Energia e Meio Ambiente

Trump proíbe gasoduto russo; a Europa reage

Os Estados Unidos talvez não consigam impedir o projeto Nord Stream 2 de levar gás para a Alemanha.

Artigo traduzido de Bloomberg*
por Leonid Bershidsky

O Nord Stream 2, planejado gasoduto russo para a Alemanha, no outro lado do Mar Báltico, é a última frente no conflito crescente entre a Europa e os Estados Unidos.

O The Wall Street Journal informou, na quinta-feira, que o presidente Donald Trump exige que a Alemanha desista do Nord Stream 2 como uma das condições para um acordo comercial com a Europa sem tarifas elevadas sobre aço e alumínio.

Os Estados Unidos sempre se opuseram ao gasoduto, citando a independência energética da Europa e as necessidades da Ucrânia, cujo papel no trânsito de gás da Rússia seria prejudicado pela nova rota. Nesta semana, um funcionário dos Estados Unidos levantou a possibilidade de que o gasoduto permitiria à Rússia instalar tecnologia de escuta e monitoramento no Mar Báltico. A afirmação é um delírio, já que o Nord Stream 2 foi projetado para operar ao lado de outro gasoduto russo já existente, o Nord Stream 1, o qual a Rússia poderia facilmente usar para espionagem.

No entanto, os europeus há muito tempo sugerem que os motivos do governo americano podem não ser altruístas. A Lei Contendo Adversários da América por meio de Sanções (Countering America’s Adversaries Through Sanctions Act), de 2017, mostra a oposição americana ao Nord Stream 2 junto a uma cláusula exigindo que o governo “priorize a exportação de recursos energéticos americanos para criar empregos nos Estados Unidos e ajudar seus aliados e parceiros”. Para as autoridades alemãs, as tentativas dos Estados Unidos de deter o Nord Stream 2 são parte de um esforço para impulsionar as exportações de gás natural liquefeito (GLP) americano, responsável ​​por 5% das importações europeias de GLP em 2017.

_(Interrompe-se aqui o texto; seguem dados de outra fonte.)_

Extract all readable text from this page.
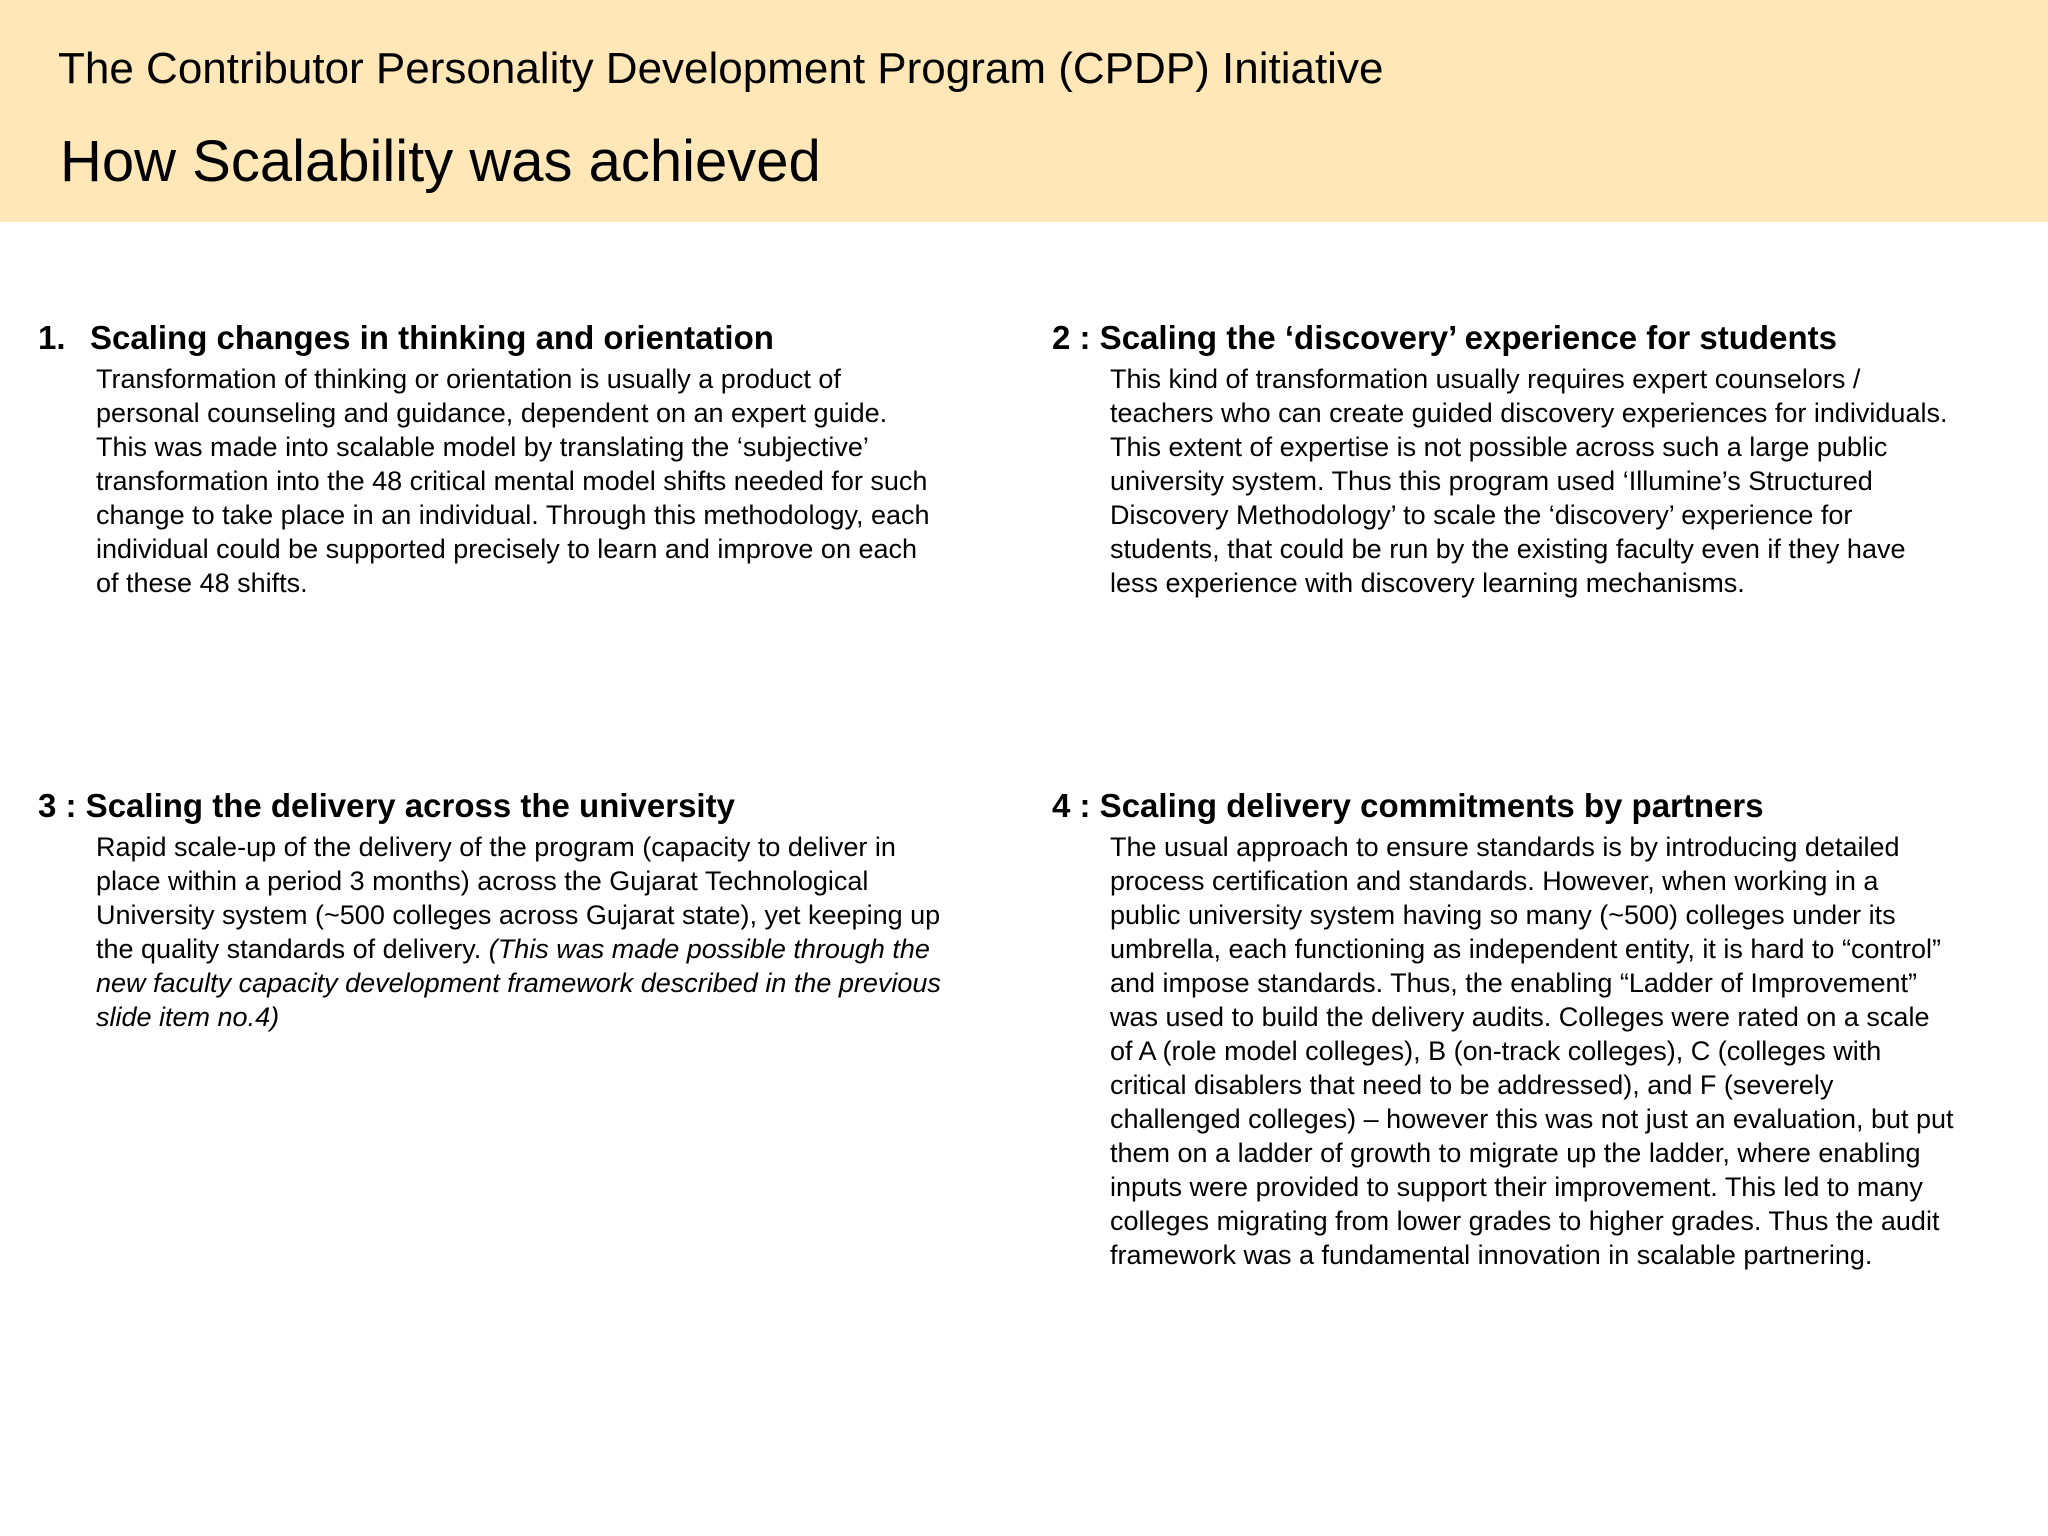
The Contributor Personality Development Program (CPDP) Initiative
How Scalability was achieved
1. Scaling changes in thinking and orientation
Transformation of thinking or orientation is usually a product of
personal counseling and guidance, dependent on an expert guide.
This was made into scalable model by translating the ‘subjective’
transformation into the 48 critical mental model shifts needed for such
change to take place in an individual. Through this methodology, each
individual could be supported precisely to learn and improve on each
of these 48 shifts.
2 : Scaling the ‘discovery’ experience for students
This kind of transformation usually requires expert counselors /
teachers who can create guided discovery experiences for individuals.
This extent of expertise is not possible across such a large public
university system. Thus this program used ‘Illumine’s Structured
Discovery Methodology’ to scale the ‘discovery’ experience for
students, that could be run by the existing faculty even if they have
less experience with discovery learning mechanisms.
3 : Scaling the delivery across the university
Rapid scale-up of the delivery of the program (capacity to deliver in
place within a period 3 months) across the Gujarat Technological
University system (~500 colleges across Gujarat state), yet keeping up
the quality standards of delivery. (This was made possible through the
new faculty capacity development framework described in the previous
slide item no.4)
4 : Scaling delivery commitments by partners
The usual approach to ensure standards is by introducing detailed
process certification and standards. However, when working in a
public university system having so many (~500) colleges under its
umbrella, each functioning as independent entity, it is hard to “control”
and impose standards. Thus, the enabling “Ladder of Improvement”
was used to build the delivery audits. Colleges were rated on a scale
of A (role model colleges), B (on-track colleges), C (colleges with
critical disablers that need to be addressed), and F (severely
challenged colleges) – however this was not just an evaluation, but put
them on a ladder of growth to migrate up the ladder, where enabling
inputs were provided to support their improvement. This led to many
colleges migrating from lower grades to higher grades. Thus the audit
framework was a fundamental innovation in scalable partnering.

As exportações americanas são assim, pequenas, porque os custos de transporte tornam o GLP americano mais caro do que a energia do Oriente Médio. O gás americano também é pelo menos 20% mais caro do que o gás pelo gasoduto da produtora russa Gazprom. E mesmo que a diferença de preços seja eliminada, a Alemanha precisa de todo gás que puder obter de qualquer fonte, à medida que elimina usinas nucleares e a carvão.

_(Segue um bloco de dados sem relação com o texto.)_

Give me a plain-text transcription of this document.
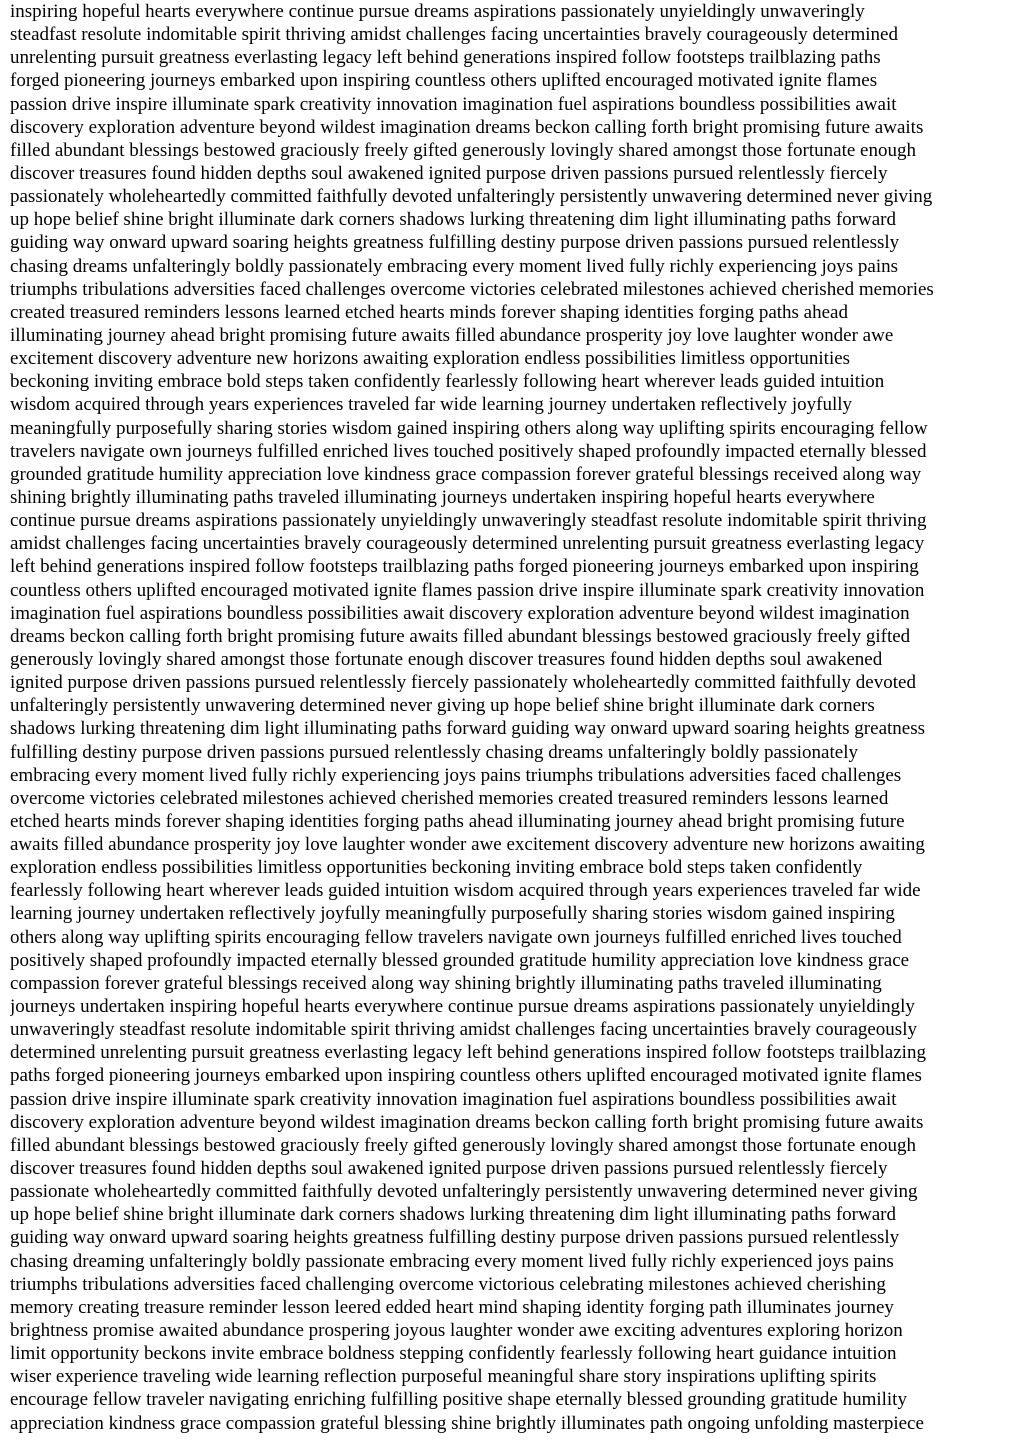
inspiring hopeful hearts everywhere continue pursue dreams aspirations passionately unyieldingly unwaveringly
steadfast resolute indomitable spirit thriving amidst challenges facing uncertainties bravely courageously determined
unrelenting pursuit greatness everlasting legacy left behind generations inspired follow footsteps trailblazing paths
forged pioneering journeys embarked upon inspiring countless others uplifted encouraged motivated ignite flames
passion drive inspire illuminate spark creativity innovation imagination fuel aspirations boundless possibilities await
discovery exploration adventure beyond wildest imagination dreams beckon calling forth bright promising future awaits
filled abundant blessings bestowed graciously freely gifted generously lovingly shared amongst those fortunate enough
discover treasures found hidden depths soul awakened ignited purpose driven passions pursued relentlessly fiercely
passionately wholeheartedly committed faithfully devoted unfalteringly persistently unwavering determined never giving
up hope belief shine bright illuminate dark corners shadows lurking threatening dim light illuminating paths forward
guiding way onward upward soaring heights greatness fulfilling destiny purpose driven passions pursued relentlessly
chasing dreams unfalteringly boldly passionately embracing every moment lived fully richly experiencing joys pains
triumphs tribulations adversities faced challenges overcome victories celebrated milestones achieved cherished memories
created treasured reminders lessons learned etched hearts minds forever shaping identities forging paths ahead
illuminating journey ahead bright promising future awaits filled abundance prosperity joy love laughter wonder awe
excitement discovery adventure new horizons awaiting exploration endless possibilities limitless opportunities
beckoning inviting embrace bold steps taken confidently fearlessly following heart wherever leads guided intuition
wisdom acquired through years experiences traveled far wide learning journey undertaken reflectively joyfully
meaningfully purposefully sharing stories wisdom gained inspiring others along way uplifting spirits encouraging fellow
travelers navigate own journeys fulfilled enriched lives touched positively shaped profoundly impacted eternally blessed
grounded gratitude humility appreciation love kindness grace compassion forever grateful blessings received along way
shining brightly illuminating paths traveled illuminating journeys undertaken inspiring hopeful hearts everywhere
continue pursue dreams aspirations passionately unyieldingly unwaveringly steadfast resolute indomitable spirit thriving
amidst challenges facing uncertainties bravely courageously determined unrelenting pursuit greatness everlasting legacy
left behind generations inspired follow footsteps trailblazing paths forged pioneering journeys embarked upon inspiring
countless others uplifted encouraged motivated ignite flames passion drive inspire illuminate spark creativity innovation
imagination fuel aspirations boundless possibilities await discovery exploration adventure beyond wildest imagination
dreams beckon calling forth bright promising future awaits filled abundant blessings bestowed graciously freely gifted
generously lovingly shared amongst those fortunate enough discover treasures found hidden depths soul awakened
ignited purpose driven passions pursued relentlessly fiercely passionately wholeheartedly committed faithfully devoted
unfalteringly persistently unwavering determined never giving up hope belief shine bright illuminate dark corners
shadows lurking threatening dim light illuminating paths forward guiding way onward upward soaring heights greatness
fulfilling destiny purpose driven passions pursued relentlessly chasing dreams unfalteringly boldly passionately
embracing every moment lived fully richly experiencing joys pains triumphs tribulations adversities faced challenges
overcome victories celebrated milestones achieved cherished memories created treasured reminders lessons learned
etched hearts minds forever shaping identities forging paths ahead illuminating journey ahead bright promising future
awaits filled abundance prosperity joy love laughter wonder awe excitement discovery adventure new horizons awaiting
exploration endless possibilities limitless opportunities beckoning inviting embrace bold steps taken confidently
fearlessly following heart wherever leads guided intuition wisdom acquired through years experiences traveled far wide
learning journey undertaken reflectively joyfully meaningfully purposefully sharing stories wisdom gained inspiring
others along way uplifting spirits encouraging fellow travelers navigate own journeys fulfilled enriched lives touched
positively shaped profoundly impacted eternally blessed grounded gratitude humility appreciation love kindness grace
compassion forever grateful blessings received along way shining brightly illuminating paths traveled illuminating
journeys undertaken inspiring hopeful hearts everywhere continue pursue dreams aspirations passionately unyieldingly
unwaveringly steadfast resolute indomitable spirit thriving amidst challenges facing uncertainties bravely courageously
determined unrelenting pursuit greatness everlasting legacy left behind generations inspired follow footsteps trailblazing
paths forged pioneering journeys embarked upon inspiring countless others uplifted encouraged motivated ignite flames
passion drive inspire illuminate spark creativity innovation imagination fuel aspirations boundless possibilities await
discovery exploration adventure beyond wildest imagination dreams beckon calling forth bright promising future awaits
filled abundant blessings bestowed graciously freely gifted generously lovingly shared amongst those fortunate enough
discover treasures found hidden depths soul awakened ignited purpose driven passions pursued relentlessly fiercely
passionate wholeheartedly committed faithfully devoted unfalteringly persistently unwavering determined never giving
up hope belief shine bright illuminate dark corners shadows lurking threatening dim light illuminating paths forward
guiding way onward upward soaring heights greatness fulfilling destiny purpose driven passions pursued relentlessly
chasing dreaming unfalteringly boldly passionate embracing every moment lived fully richly experienced joys pains
triumphs tribulations adversities faced challenging overcome victorious celebrating milestones achieved cherishing
memory creating treasure reminder lesson leered edded heart mind shaping identity forging path illuminates journey
brightness promise awaited abundance prospering joyous laughter wonder awe exciting adventures exploring horizon
limit opportunity beckons invite embrace boldness stepping confidently fearlessly following heart guidance intuition
wiser experience traveling wide learning reflection purposeful meaningful share story inspirations uplifting spirits
encourage fellow traveler navigating enriching fulfilling positive shape eternally blessed grounding gratitude humility
appreciation kindness grace compassion grateful blessing shine brightly illuminates path ongoing unfolding masterpiece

A chanceler Angela Merkel sabe que o Nord Stream 2 é politicamente problemático. Sendo um projeto offshore, não é coberto pela legislação energética da União Europeia, e isso incomoda as autoridades em Bruxelas. Alguns europeus orientais, especialmente os poloneses, são irredutivelmente contra o oleoduto porque o vêem como forma de a Rússia aumentar sua influência. Além disso, a experiência deles com a Gazprom tem sido, em grande parte, negativa. Mas Merkel se concentrou no aspecto ucraniano como o moralmente mais complicado: o país empobrecido deve perder pelo menos US$ 2 bilhões por ano em taxas de trânsito se a Gazprom evitar a Ucrânia e usar apenas os gasodutos Nord Stream e Turkish Stream, como ameaçou fazer.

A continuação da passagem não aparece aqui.